In July 2015, New York Magazine published a landmark cover story featuring 35 of Cosby’s accusers—no longer anonymous or shamed, but standing tall and proud in their truth, and joined together in solidarity.
Of course, naysayers still exist. Just as it happened so many years ago, aspersions continue to be cast on Cosby’s accusers and their character: “She’s a liar.” “She just wants his money.” “This is a premeditated takedown of Cosby, who has done so much for black people and America.”
But even this backlash isn’t strong enough to stop the stories from coming…and they are continuing to seep into public awareness. In magazines, Internet forums, talk shows, and lecture halls across the country, women are sharing stories that revolve around the same familiar motif: violation by a man masquerading as a mentor, who believes himself to be above reproach, the resulting shame and silence, and the empowerment that results when we own our experiences, join with others who have experienced the same thing, and refuse to back down and shut up.
Our current landscape—in which a reputation destroyed by social media can serve as justice in and of itself—has ensured that, even if Cosby is never convicted, he won’t get off with a simple slap on the wrist. Collective amnesia will not serve to reverse the massive hit that his reputation as America’s Dad has taken. After the allegations rocked America, many of Cosby’s previous honors and titles were revoked, and reruns of his show were pulled from syndication.
Bill Cosby’s legacy has been decimated. For some people, especially long-time fans, that’s a tragedy.

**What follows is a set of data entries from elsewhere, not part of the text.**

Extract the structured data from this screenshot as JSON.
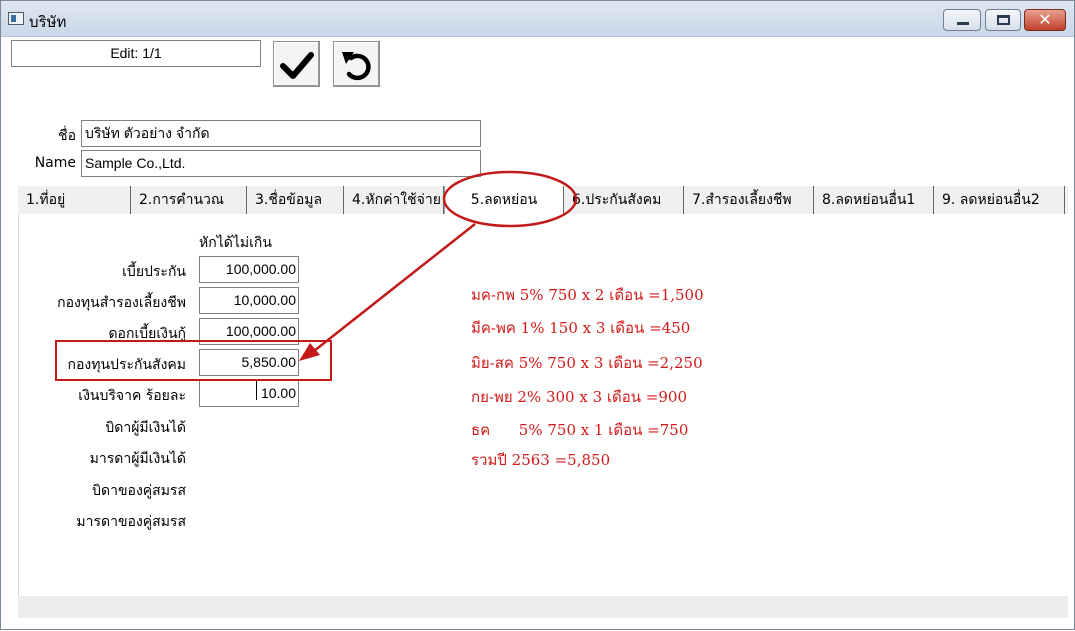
{
  "window": {
    "title": "บริษัท",
    "colors": {
      "titlebar": "#c9d7e8",
      "close": "#c2402a",
      "annotation": "#d21a1a"
    },
    "controls": [
      "minimize-icon",
      "maximize-icon",
      "close-icon"
    ]
  },
  "toolbar": {
    "edit_status": "Edit: 1/1",
    "save_icon": "check-icon",
    "undo_icon": "undo-icon"
  },
  "company": {
    "name_th_label": "ชื่อ",
    "name_th_value": "บริษัท ตัวอย่าง จำกัด",
    "name_en_label": "Name",
    "name_en_value": "Sample Co.,Ltd."
  },
  "tabs": [
    {
      "label": "1.ที่อยู่"
    },
    {
      "label": "2.การคำนวณ"
    },
    {
      "label": "3.ชื่อข้อมูล"
    },
    {
      "label": "4.หักค่าใช้จ่าย"
    },
    {
      "label": "5.ลดหย่อน"
    },
    {
      "label": "6.ประกันสังคม"
    },
    {
      "label": "7.สำรองเลี้ยงชีพ"
    },
    {
      "label": "8.ลดหย่อนอื่น1"
    },
    {
      "label": "9. ลดหย่อนอื่น2"
    }
  ],
  "active_tab": "5.ลดหย่อน",
  "deductions": {
    "column_header": "หักได้ไม่เกิน",
    "rows": [
      {
        "label": "เบี้ยประกัน",
        "value": "100,000.00"
      },
      {
        "label": "กองทุนสำรองเลี้ยงชีพ",
        "value": "10,000.00"
      },
      {
        "label": "ดอกเบี้ยเงินกู้",
        "value": "100,000.00"
      },
      {
        "label": "กองทุนประกันสังคม",
        "value": "5,850.00"
      },
      {
        "label": "เงินบริจาค ร้อยละ",
        "value": "10.00"
      },
      {
        "label": "บิดาผู้มีเงินได้",
        "value": ""
      },
      {
        "label": "มารดาผู้มีเงินได้",
        "value": ""
      },
      {
        "label": "บิดาของคู่สมรส",
        "value": ""
      },
      {
        "label": "มารดาของคู่สมรส",
        "value": ""
      }
    ]
  },
  "annotation_notes": [
    "มค-กพ 5% 750 x 2 เดือน =1,500",
    "มีค-พค 1% 150 x 3 เดือน =450",
    "มิย-สค 5% 750 x 3 เดือน =2,250",
    "กย-พย 2% 300 x 3 เดือน =900",
    "ธค      5% 750 x 1 เดือน =750",
    "รวมปี 2563 =5,850"
  ]
}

But there are more significant tragedies. For instance, every 107 seconds, an American woman is sexually assaulted. Each year, there are 293,000 victims of sexual assault; 80% of them are under the age of 30 and 44% are under the age of 18. Sixty-eight percent of sexual assaults are never reported to police. Ninety-eight percent of rapists will never spend a day in prison. (For more statistics like these, check out the Rape, Abuse & Incest National Network.)
Many of the victims of sexual assault will never share their stories with another human soul. They will never have their day in court. They will never enjoy the justice that comes with breaking their silence and unburdening themselves of the truth.
The story of Cosby’s downfall reveals a gaping cultural wound that most of us would prefer not to talk about. Cosby might be seen as America’s Dad, but here is an uncomfortable truth: most sexual assaults are likely to be perpetrated by close family members—fathers, uncles, close family friends—who are easily able to take advantage of a young woman’s trust.
Perhaps the most powerful consequence of the recent Cosby furor isn’t that our consciousness is shifting in terms of our understanding of whose stories, whose truths, really matter—but in the fact that so many women who shared the same horrifying account of assault discovered that they were not alone.
One of Cosby’s accusers, Barbara Bowman, wrote, “The women victimized by Bill Cosby have been talking about his crimes for more than a decade. Why didn’t our stories go viral?”
If the last year or so has offered any indication at all, it’s clear that we’re on the precipice of a new era. We are entering a truthtelling revolution. The stories we tell and the ones that we pay attention to are likely to transform, as well. In fact, they already are.